The southern resident killer whale population lives in three different pods in the Salish Sea off the south coast of B.C. and the north coast of Washington state. By December 2014, their dwindling population was down to 77.
'Boom, we have a baby! A New Year's baby'
Then came J-50 — a female calf first spotted on Dec. 30, 2015 , in Puget Sound, Wash. "Boom, we have a baby!
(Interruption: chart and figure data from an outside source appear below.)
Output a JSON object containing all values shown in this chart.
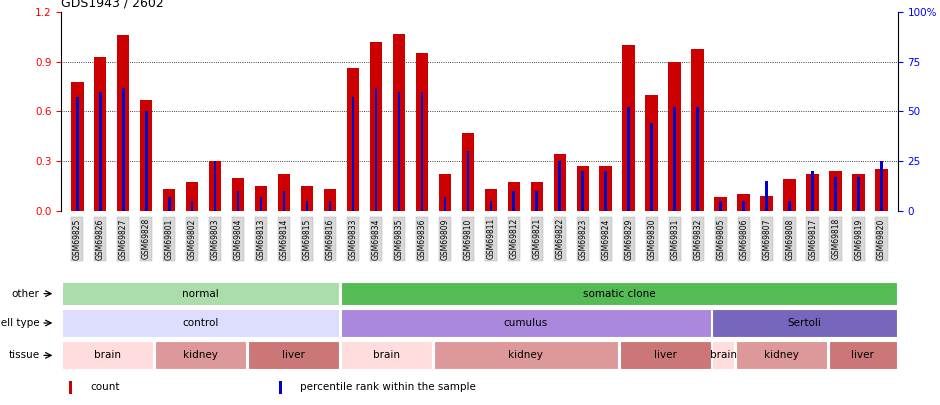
{
  "title": "GDS1943 / 2602",
  "samples": [
    "GSM69825",
    "GSM69826",
    "GSM69827",
    "GSM69828",
    "GSM69801",
    "GSM69802",
    "GSM69803",
    "GSM69804",
    "GSM69813",
    "GSM69814",
    "GSM69815",
    "GSM69816",
    "GSM69833",
    "GSM69834",
    "GSM69835",
    "GSM69836",
    "GSM69809",
    "GSM69810",
    "GSM69811",
    "GSM69812",
    "GSM69821",
    "GSM69822",
    "GSM69823",
    "GSM69824",
    "GSM69829",
    "GSM69830",
    "GSM69831",
    "GSM69832",
    "GSM69805",
    "GSM69806",
    "GSM69807",
    "GSM69808",
    "GSM69817",
    "GSM69818",
    "GSM69819",
    "GSM69820"
  ],
  "red_values": [
    0.78,
    0.93,
    1.06,
    0.67,
    0.13,
    0.17,
    0.3,
    0.2,
    0.15,
    0.22,
    0.15,
    0.13,
    0.86,
    1.02,
    1.07,
    0.95,
    0.22,
    0.47,
    0.13,
    0.17,
    0.17,
    0.34,
    0.27,
    0.27,
    1.0,
    0.7,
    0.9,
    0.98,
    0.08,
    0.1,
    0.09,
    0.19,
    0.22,
    0.24,
    0.22,
    0.25
  ],
  "blue_values": [
    0.57,
    0.6,
    0.62,
    0.5,
    0.07,
    0.05,
    0.25,
    0.1,
    0.07,
    0.1,
    0.05,
    0.05,
    0.57,
    0.62,
    0.6,
    0.6,
    0.07,
    0.3,
    0.05,
    0.1,
    0.1,
    0.25,
    0.2,
    0.2,
    0.52,
    0.44,
    0.52,
    0.52,
    0.05,
    0.05,
    0.15,
    0.05,
    0.2,
    0.17,
    0.17,
    0.25
  ],
  "ylim_left": [
    0,
    1.2
  ],
  "ylim_right": [
    0,
    100
  ],
  "yticks_left": [
    0,
    0.3,
    0.6,
    0.9,
    1.2
  ],
  "yticks_right": [
    0,
    25,
    50,
    75,
    100
  ],
  "bar_color": "#cc0000",
  "dot_color": "#0000cc",
  "other_row": {
    "groups": [
      {
        "label": "normal",
        "start": 0,
        "end": 11,
        "color": "#aaddaa"
      },
      {
        "label": "somatic clone",
        "start": 12,
        "end": 35,
        "color": "#55bb55"
      }
    ],
    "row_label": "other"
  },
  "celltype_row": {
    "groups": [
      {
        "label": "control",
        "start": 0,
        "end": 11,
        "color": "#ddddff"
      },
      {
        "label": "cumulus",
        "start": 12,
        "end": 27,
        "color": "#aa88dd"
      },
      {
        "label": "Sertoli",
        "start": 28,
        "end": 35,
        "color": "#7766bb"
      }
    ],
    "row_label": "cell type"
  },
  "tissue_row": {
    "groups": [
      {
        "label": "brain",
        "start": 0,
        "end": 3,
        "color": "#ffdddd"
      },
      {
        "label": "kidney",
        "start": 4,
        "end": 7,
        "color": "#dd9999"
      },
      {
        "label": "liver",
        "start": 8,
        "end": 11,
        "color": "#cc7777"
      },
      {
        "label": "brain",
        "start": 12,
        "end": 15,
        "color": "#ffdddd"
      },
      {
        "label": "kidney",
        "start": 16,
        "end": 23,
        "color": "#dd9999"
      },
      {
        "label": "liver",
        "start": 24,
        "end": 27,
        "color": "#cc7777"
      },
      {
        "label": "brain",
        "start": 28,
        "end": 28,
        "color": "#ffdddd"
      },
      {
        "label": "kidney",
        "start": 29,
        "end": 32,
        "color": "#dd9999"
      },
      {
        "label": "liver",
        "start": 33,
        "end": 35,
        "color": "#cc7777"
      }
    ],
    "row_label": "tissue"
  },
  "legend": [
    {
      "label": "count",
      "color": "#cc0000"
    },
    {
      "label": "percentile rank within the sample",
      "color": "#0000cc"
    }
  ]
}
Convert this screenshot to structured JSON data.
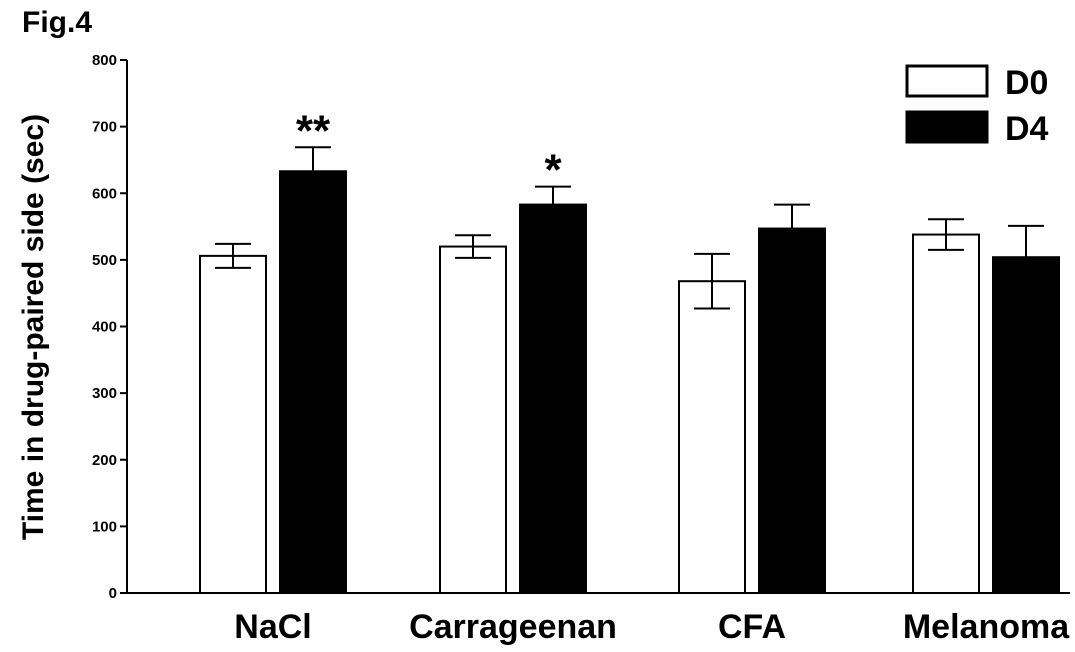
{
  "figure_label": "Fig.4",
  "chart_data": {
    "type": "bar",
    "title": "",
    "ylabel": "Time in drug-paired side (sec)",
    "xlabel": "",
    "ylim": [
      0,
      800
    ],
    "yticks": [
      0,
      100,
      200,
      300,
      400,
      500,
      600,
      700,
      800
    ],
    "categories": [
      "NaCl",
      "Carrageenan",
      "CFA",
      "Melanoma"
    ],
    "series": [
      {
        "name": "D0",
        "fill": "#ffffff",
        "values": [
          506,
          520,
          468,
          538
        ],
        "errors": [
          18,
          17,
          41,
          23
        ]
      },
      {
        "name": "D4",
        "fill": "#000000",
        "values": [
          633,
          583,
          547,
          504
        ],
        "errors": [
          36,
          27,
          36,
          47
        ]
      }
    ],
    "annotations": [
      {
        "category": "NaCl",
        "series": "D4",
        "text": "**"
      },
      {
        "category": "Carrageenan",
        "series": "D4",
        "text": "*"
      }
    ],
    "legend": "top-right",
    "grid": false
  }
}
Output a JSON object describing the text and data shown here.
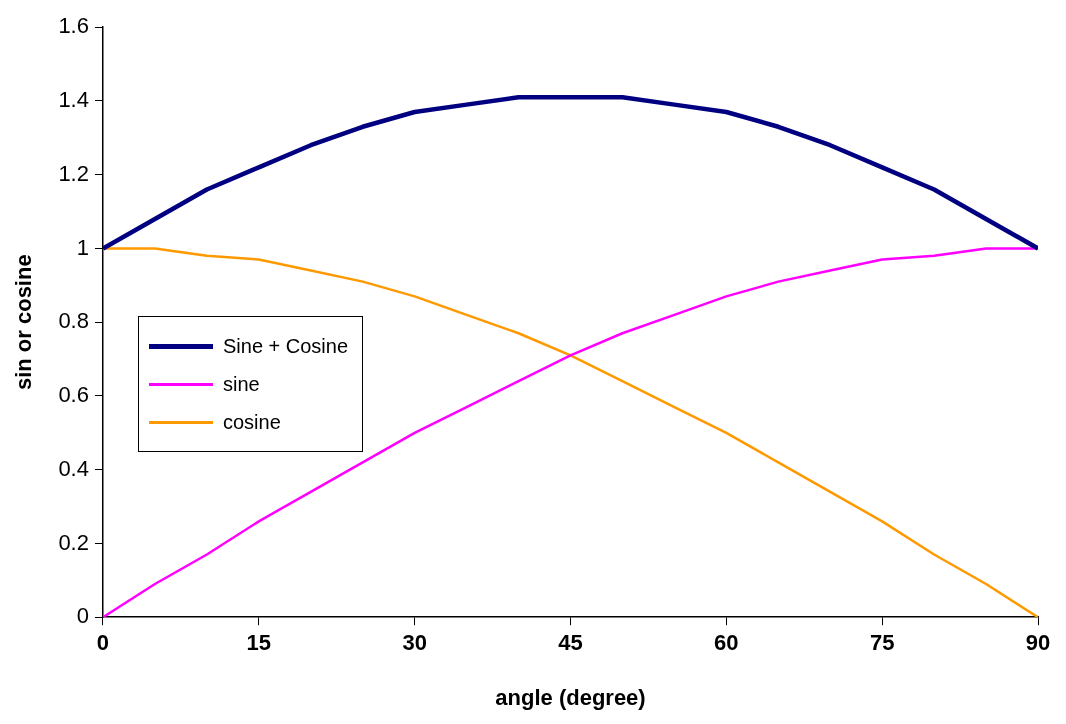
{
  "chart_data": {
    "type": "line",
    "xlabel": "angle (degree)",
    "ylabel": "sin or cosine",
    "x": [
      0,
      5,
      10,
      15,
      20,
      25,
      30,
      35,
      40,
      45,
      50,
      55,
      60,
      65,
      70,
      75,
      80,
      85,
      90
    ],
    "series": [
      {
        "name": "Sine + Cosine",
        "color": "#000080",
        "values": [
          1,
          1.08,
          1.16,
          1.22,
          1.28,
          1.33,
          1.37,
          1.39,
          1.41,
          1.41,
          1.41,
          1.39,
          1.37,
          1.33,
          1.28,
          1.22,
          1.16,
          1.08,
          1
        ]
      },
      {
        "name": "sine",
        "color": "#ff00ff",
        "values": [
          0,
          0.09,
          0.17,
          0.26,
          0.34,
          0.42,
          0.5,
          0.57,
          0.64,
          0.71,
          0.77,
          0.82,
          0.87,
          0.91,
          0.94,
          0.97,
          0.98,
          1,
          1
        ]
      },
      {
        "name": "cosine",
        "color": "#ff9900",
        "values": [
          1,
          1,
          0.98,
          0.97,
          0.94,
          0.91,
          0.87,
          0.82,
          0.77,
          0.71,
          0.64,
          0.57,
          0.5,
          0.42,
          0.34,
          0.26,
          0.17,
          0.09,
          0
        ]
      }
    ],
    "xlim": [
      0,
      90
    ],
    "xticks": [
      0,
      15,
      30,
      45,
      60,
      75,
      90
    ],
    "ylim": [
      0,
      1.6
    ],
    "yticks": [
      0,
      0.2,
      0.4,
      0.6,
      0.8,
      1,
      1.2,
      1.4,
      1.6
    ],
    "grid": false,
    "legend": "left",
    "marker": "none",
    "line_style": "solid"
  }
}
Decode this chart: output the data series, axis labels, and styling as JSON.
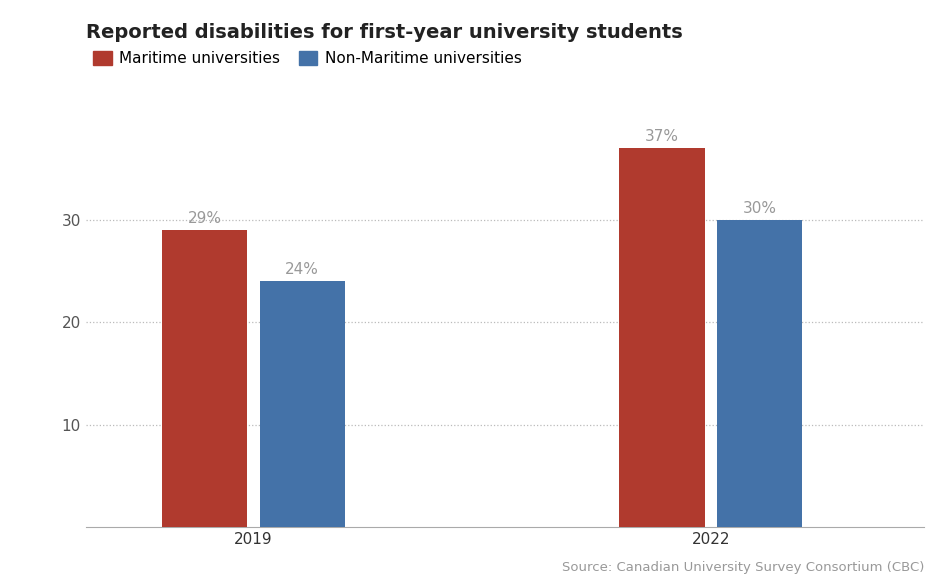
{
  "title": "Reported disabilities for first-year university students",
  "legend_labels": [
    "Maritime universities",
    "Non-Maritime universities"
  ],
  "legend_colors": [
    "#b03a2e",
    "#4472a8"
  ],
  "groups": [
    "2019",
    "2022"
  ],
  "maritime_values": [
    29,
    37
  ],
  "non_maritime_values": [
    24,
    30
  ],
  "ylim": [
    0,
    40
  ],
  "yticks": [
    10,
    20,
    30
  ],
  "bar_width": 0.28,
  "bar_gap": 0.04,
  "group_positions": [
    1.0,
    2.5
  ],
  "xlim": [
    0.45,
    3.2
  ],
  "background_color": "#ffffff",
  "grid_color": "#bbbbbb",
  "source_text": "Source: Canadian University Survey Consortium (CBC)",
  "title_fontsize": 14,
  "legend_fontsize": 11,
  "tick_fontsize": 11,
  "source_fontsize": 9.5,
  "annotation_color": "#999999",
  "spine_color": "#aaaaaa"
}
A New Year's baby!" says Michael Harris of the Pacific Whale Watch Association (PWWA), which represents 36 whale watching and ecotourism businesses.
"The way this whale was born was extraordinary," Harris says, referring to the fact that researchers believe J-50 was "midwifed" by members of its mother's pod.
"We know that because immediately we saw rake marks from teeth on J-50," he said, "and orcas don't have surgical gloves."
Then there was a baby boom.
Within one year, there were 10 known births in the population.
While two have since died, the other eight are thriving, and that's "remarkable" for a species that only has a 50 per cent survival rate within its first year of life, Harris says.
The PWWA calls them "the Class of 2015."
The 1st of the new whales is a real crowd pleaser.
The first baby continues to be the most energetic of the bunch, Harris says.
"We hate to put these human value sets on wild animals, but holy smokes," he said. "J-50 came into this world and would just not stop breaching, would just not stop leaping into the air and belly flopping all over the place. And we all looked and said, 'Gosh, we're not supposed to to this, but isn't that a happy orca?'"
The calves and their mothers are thriving.
The calves should be weaning from their mothers right about now, but they won't stray far, says Harris. Orcas often remain in the same pod as their moms their whole lives.
But orcas are still in trouble.
It's important to remember the population — which now sits at 82 — isn't out of trouble yet, especially if the region's salmon population continues to decline.
"We've got fish issues, we've got tough times ahead, but for now we are just wrapping our big arms around these baby orcas and trying to fill ourselves with some hope," Harris said. "Firefighters don't rush to a building that's already burned down. We want people to understand that there is hope. This population can recover."